At $6.25 per TiB scanned, the numbers above translate directly into money. The full reward table is ~67 GB; scanned naively, a single query runs about $0.40. The optimised address lookup scans 30 MB — a small fraction of one cent. Same answer.

One query, and it hardly matters. But a dashboard re-runs on every page load, and an API endpoint gets hit thousands of times a day. At that volume, the table layout is the bill. That is the whole reason we maintain the copies: the cost lives in bytes scanned, and querying the right copy makes the same answer about a thousand times cheaper.

These queries are not free. We lay out the schema so yours stay close to it.

Which table should you query?

Match your WHERE clause to the copy whose key it leads with:

Filtering by epoch_no → epoch_stake, reward
Filtering by stake_addr_hash → epoch_stake_addr, reward_addr
Filtering by pool_hash → epoch_stake_pool, reward_pool

Example queries

SELECT epoch_no, type, amount / 1000000 AS ada
FROM `blockchain-analytics-392322.cardano_mainnet.reward_addr`
WHERE stake_addr_hash = @stake_addr_hash
ORDER BY epoch_no;

A delegator's full reward history

SELECT stake_addr_hash, type, amount / 1000000 AS ada
FROM `blockchain-analytics-392322.cardano_mainnet.reward_pool`
WHERE pool_hash = @pool_hash
  AND epoch_no = @epoch_no;

A pool's rewards in a single epoch

Before you run anything, check the estimate. The BigQuery console shows bytes processed before execution, and the bq CLI has --dry_run. If a filter on a table's lead key isn't shrinking the estimate, you're probably on the wrong copy.

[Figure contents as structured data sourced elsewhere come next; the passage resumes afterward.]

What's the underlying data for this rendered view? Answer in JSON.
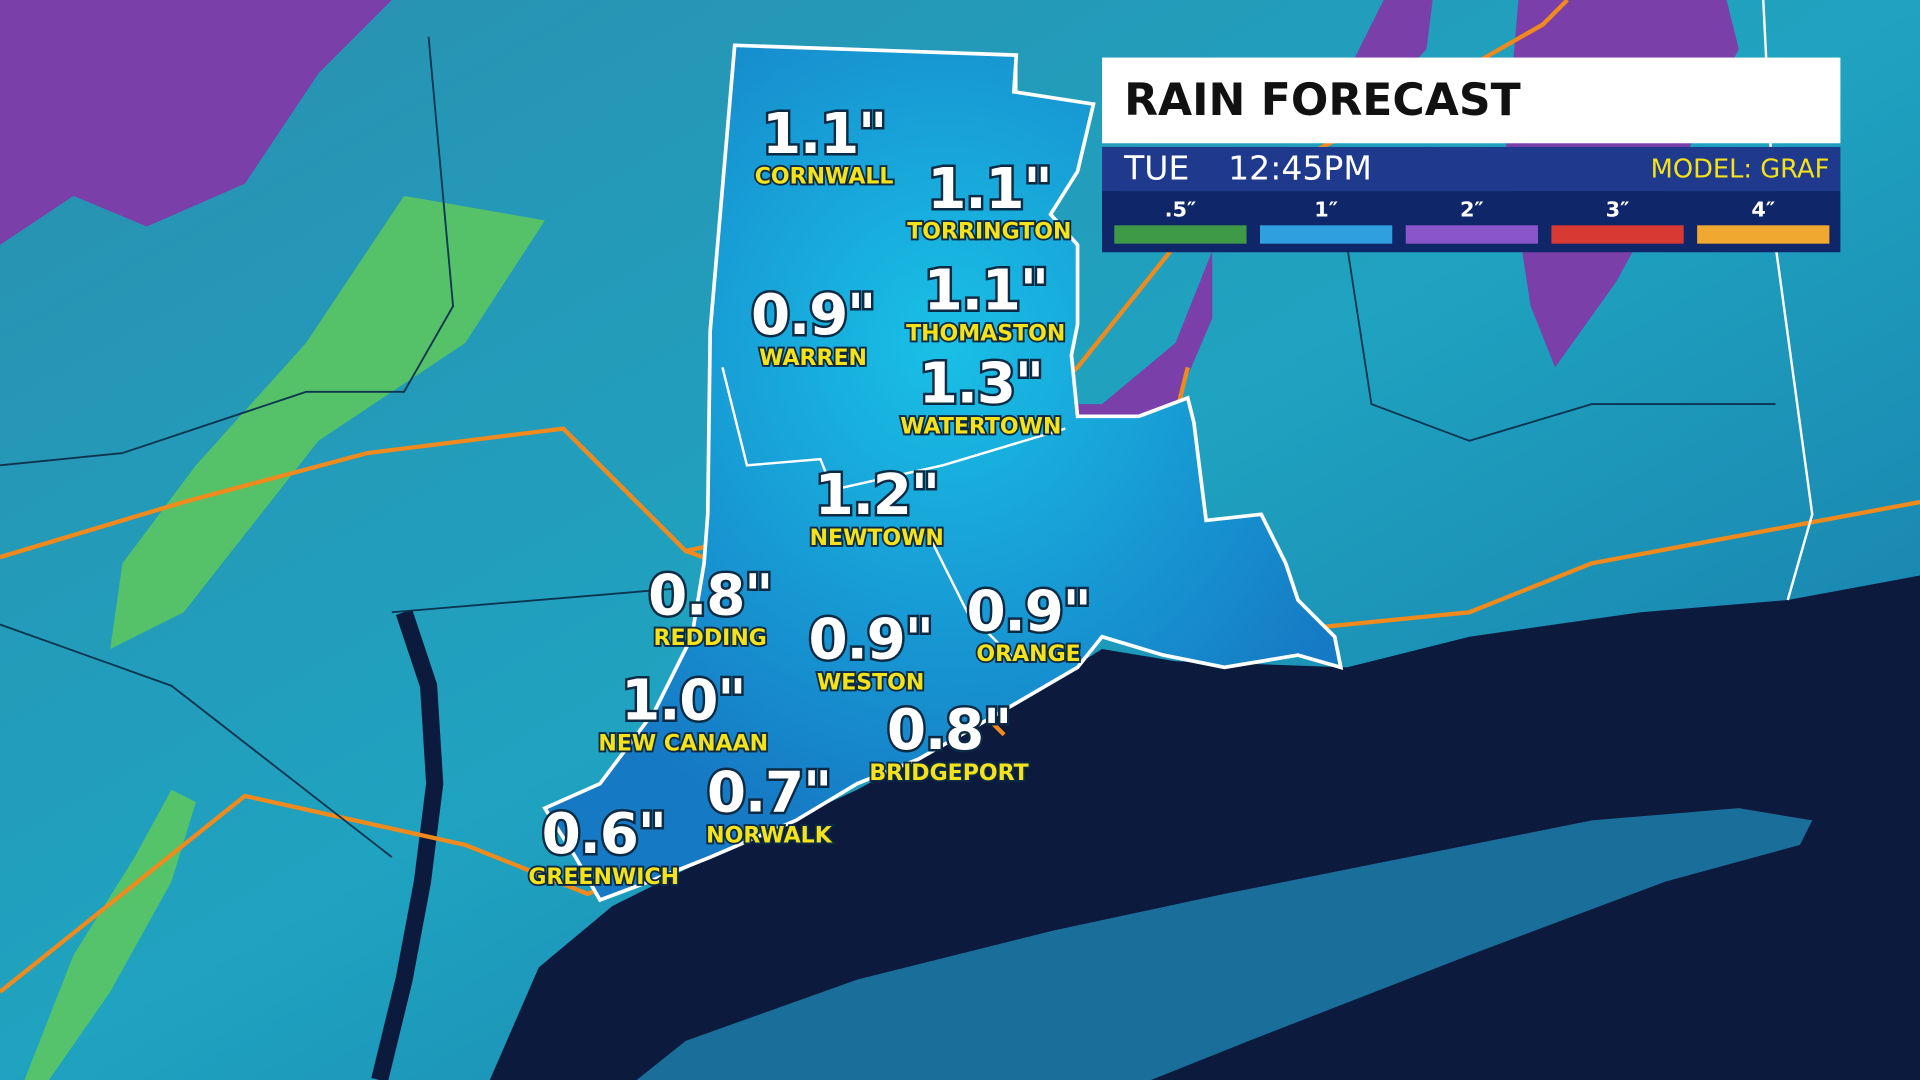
{
  "header": {
    "title": "RAIN FORECAST",
    "day": "TUE",
    "time": "12:45PM",
    "model": "MODEL: GRAF"
  },
  "legend": [
    {
      "label": ".5″",
      "color": "#3f9a47"
    },
    {
      "label": "1″",
      "color": "#2f9fe0"
    },
    {
      "label": "2″",
      "color": "#8a55c8"
    },
    {
      "label": "3″",
      "color": "#d83a33"
    },
    {
      "label": "4″",
      "color": "#f0a830"
    }
  ],
  "towns": [
    {
      "name": "CORNWALL",
      "amount": "1.1\""
    },
    {
      "name": "TORRINGTON",
      "amount": "1.1\""
    },
    {
      "name": "WARREN",
      "amount": "0.9\""
    },
    {
      "name": "THOMASTON",
      "amount": "1.1\""
    },
    {
      "name": "WATERTOWN",
      "amount": "1.3\""
    },
    {
      "name": "NEWTOWN",
      "amount": "1.2\""
    },
    {
      "name": "REDDING",
      "amount": "0.8\""
    },
    {
      "name": "WESTON",
      "amount": "0.9\""
    },
    {
      "name": "ORANGE",
      "amount": "0.9\""
    },
    {
      "name": "NEW CANAAN",
      "amount": "1.0\""
    },
    {
      "name": "BRIDGEPORT",
      "amount": "0.8\""
    },
    {
      "name": "NORWALK",
      "amount": "0.7\""
    },
    {
      "name": "GREENWICH",
      "amount": "0.6\""
    }
  ]
}
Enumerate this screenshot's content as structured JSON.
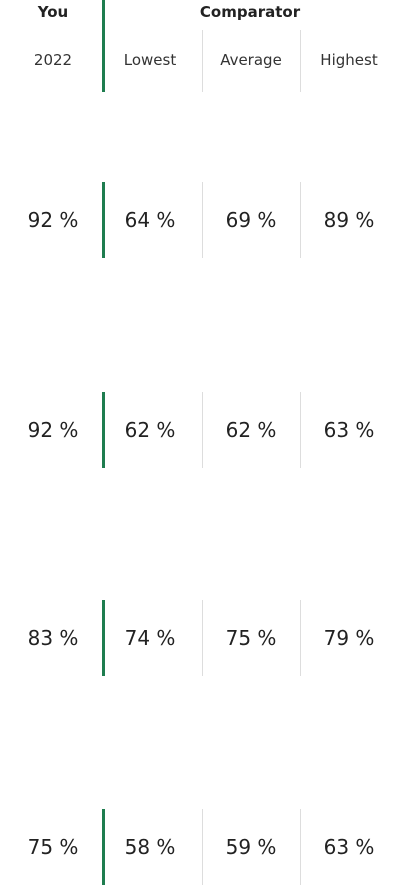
{
  "header": {
    "you": "You",
    "comparator": "Comparator"
  },
  "subheader": [
    "2022",
    "Lowest",
    "Average",
    "Highest"
  ],
  "table": {
    "rows": [
      [
        "92 %",
        "64 %",
        "69 %",
        "89 %"
      ],
      [
        "92 %",
        "62 %",
        "62 %",
        "63 %"
      ],
      [
        "83 %",
        "74 %",
        "75 %",
        "79 %"
      ],
      [
        "75 %",
        "58 %",
        "59 %",
        "63 %"
      ]
    ]
  }
}
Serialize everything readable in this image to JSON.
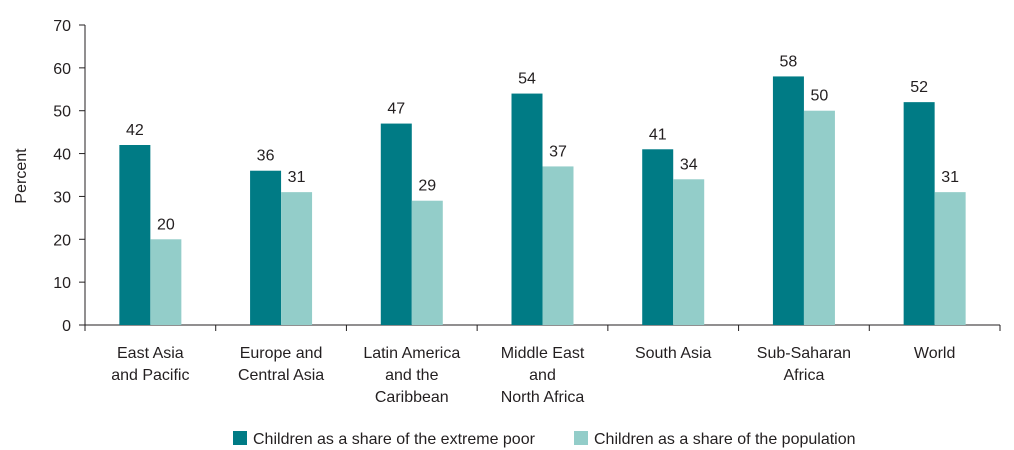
{
  "chart_data": {
    "type": "bar",
    "ylabel": "Percent",
    "xlabel": "",
    "ylim": [
      0,
      70
    ],
    "yticks": [
      0,
      10,
      20,
      30,
      40,
      50,
      60,
      70
    ],
    "grid": false,
    "legend_position": "bottom",
    "categories": [
      [
        "East Asia",
        "and Pacific"
      ],
      [
        "Europe and",
        "Central Asia"
      ],
      [
        "Latin America",
        "and the",
        "Caribbean"
      ],
      [
        "Middle East",
        "and",
        "North Africa"
      ],
      [
        "South Asia"
      ],
      [
        "Sub-Saharan",
        "Africa"
      ],
      [
        "World"
      ]
    ],
    "series": [
      {
        "name": "Children as a share of the extreme poor",
        "color": "#007b85",
        "values": [
          42,
          36,
          47,
          54,
          41,
          58,
          52
        ],
        "labels": [
          "42",
          "36",
          "47",
          "54",
          "41",
          "58",
          "52"
        ]
      },
      {
        "name": "Children as a share of the population",
        "color": "#93cdc9",
        "values": [
          20,
          31,
          29,
          37,
          34,
          50,
          31
        ],
        "labels": [
          "20",
          "31",
          "29",
          "37",
          "34",
          "50",
          "31"
        ]
      }
    ]
  }
}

One more reason the reward tables carry a type column: it separates operator rewards (the pool's own pledged stake) from delegator rewards. That distinction matters for accounting and tax, and it's preserved in all three reward copies.

Keeping the copies in sync

Three copies means writing each row three times. We append rather than rebuild: every refresh inserts only the epochs newer than a copy's current maximum. Rewards and stake snapshots are immutable once an epoch settles, so an append-by-epoch watermark is safe and avoids rescanning history on each run. BigQuery reclusters new data in the background — no extra step.

The schemas are machine-readable

Every table — columns, types, partitioning, and clustering — is published at the BCA Schema Registry: schemas.blockchain-applied.com.
JSON Schema 2020-12, YAML, and JSON-LD, refreshed regularly.

It's built to be read by tools, not just people. Point an AI agent or LLM at the Cardano on BigQuery catalogue and it can see which column leads each table — and build a query that prunes, instead of one that scans the whole chain.